Антончик снисходительно похлопал меня по плечу и, самодовольно улыбаясь, заметил:
— Для ведущего специалиста лаборатории — мелковато…
— Так объясни нам, в чем же дело, если такой «глубокий», — вступился за меня Епифанцев.
Я молча пожал программисту руку.
Антончик задумался, и, прежде чем он успел раскрыть рот, чтобы выдвинуть очередную теорию, меня осенило. Мысль была настолько ясной и простой, что я испугался, как бы она не ускользнула. С настоящими озарениями так чаще всего и бывает, поэтому их лучше выкладывать сразу, не придерживая.
— Мы прорезали не только пространство, мы еще и заглянули лет на триста вперед… Это же очень просто! — воскликнул я и зашарил по столу в поисках бумаги и чего-нибудь пишущего.
Все присутствующие, настороженно глядя на меня, замолчали.
— Вот, взгляните, — я обозначил на листке Землю ровным черным кружком. — Здесь мы. Точка «А».

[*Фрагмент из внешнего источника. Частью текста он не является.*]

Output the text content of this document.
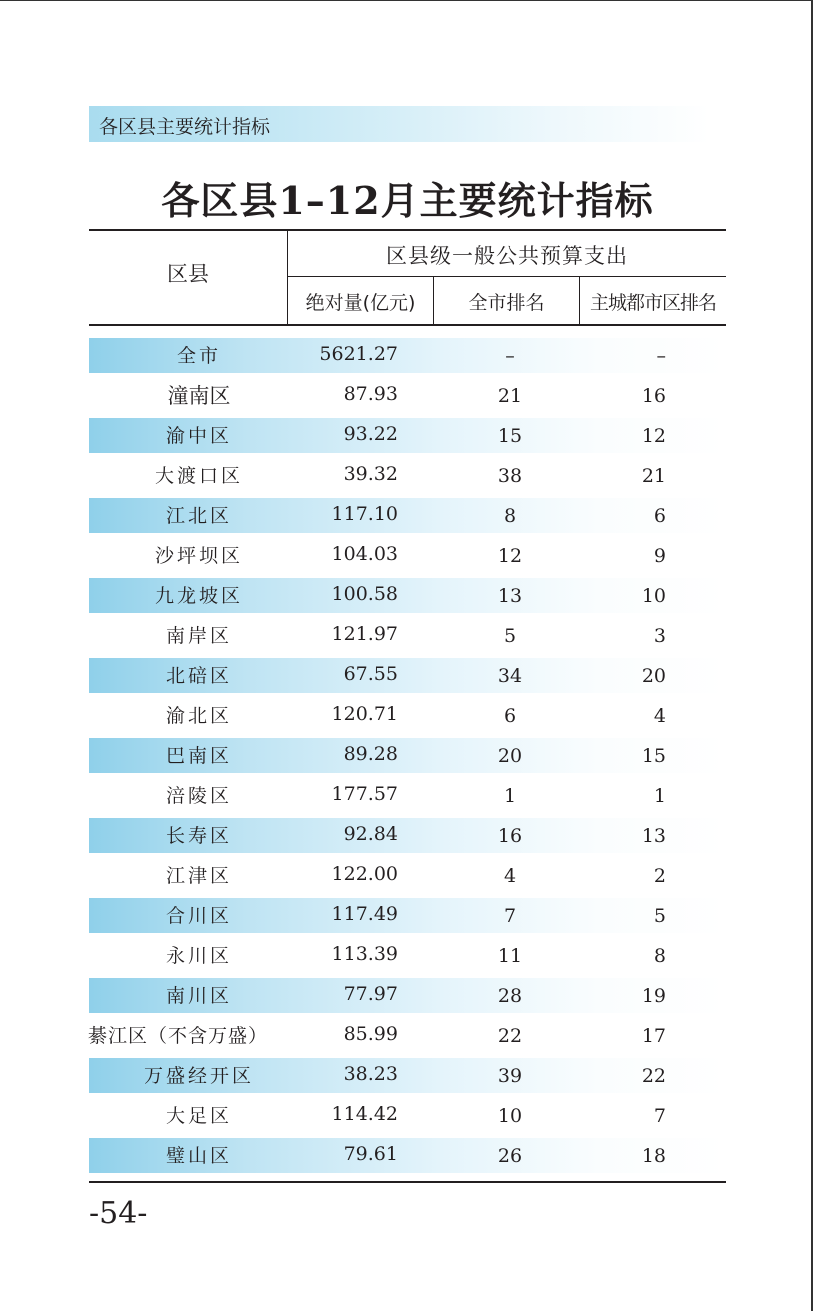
各区县主要统计指标
各区县1–12月主要统计指标
区县
区县级一般公共预算支出
绝对量(亿元)	全市排名	主城都市区排名
全市	5621.27	–	–
潼南区	87.93	21	16
渝中区	93.22	15	12
大渡口区	39.32	38	21
江北区	117.10	8	6
沙坪坝区	104.03	12	9
九龙坡区	100.58	13	10
南岸区	121.97	5	3
北碚区	67.55	34	20
渝北区	120.71	6	4
巴南区	89.28	20	15
涪陵区	177.57	1	1
长寿区	92.84	16	13
江津区	122.00	4	2
合川区	117.49	7	5
永川区	113.39	11	8
南川区	77.97	28	19
綦江区（不含万盛）	85.99	22	17
万盛经开区	38.23	39	22
大足区	114.42	10	7
璧山区	79.61	26	18
-54-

Затем я нарисовал другой кружок и поставил над ним штрих.
— Здесь «точка Б». Мы через подпространство проникаем туда в считанные минуты. Так? А теперь прикиньте, сколько понадобилось бы времени, чтобы долететь до точки «Б» в обычном режиме, даже со скоростью света. Допустим, десять лет. Так? А теперь переведите это субъективное время светового луча во время, которое пройдет за десять лет полета на Земле! Очень грубо — лет триста… Тогда выходит, что мы, отправляясь — включая «ловушку», мы фактически отправляемся в путешествие к этой пресловутой точке «Б», — игнорируем лежащее перед нами пространство, но не в силах игнорировать время. Затратив на перемещение минуту, как нам кажется, мы на самом деле попадаем в далекое будущее. Прокладываемый нашей установкой канал выходит в атмосфере, отстоящей на десять световых лет планеты с опозданием в триста лет земных. За которые там успели поселиться прилетевшие «нормальным» или каким-то другим путем колонисты с нашей любимой Земли… Такой вот парадокс…
— Очень прекрасно, — согласился со мной Епифанцев. — Только не понятно, почему это мы, сумев обмануть три измерения, вдруг споткнулись на четвертом?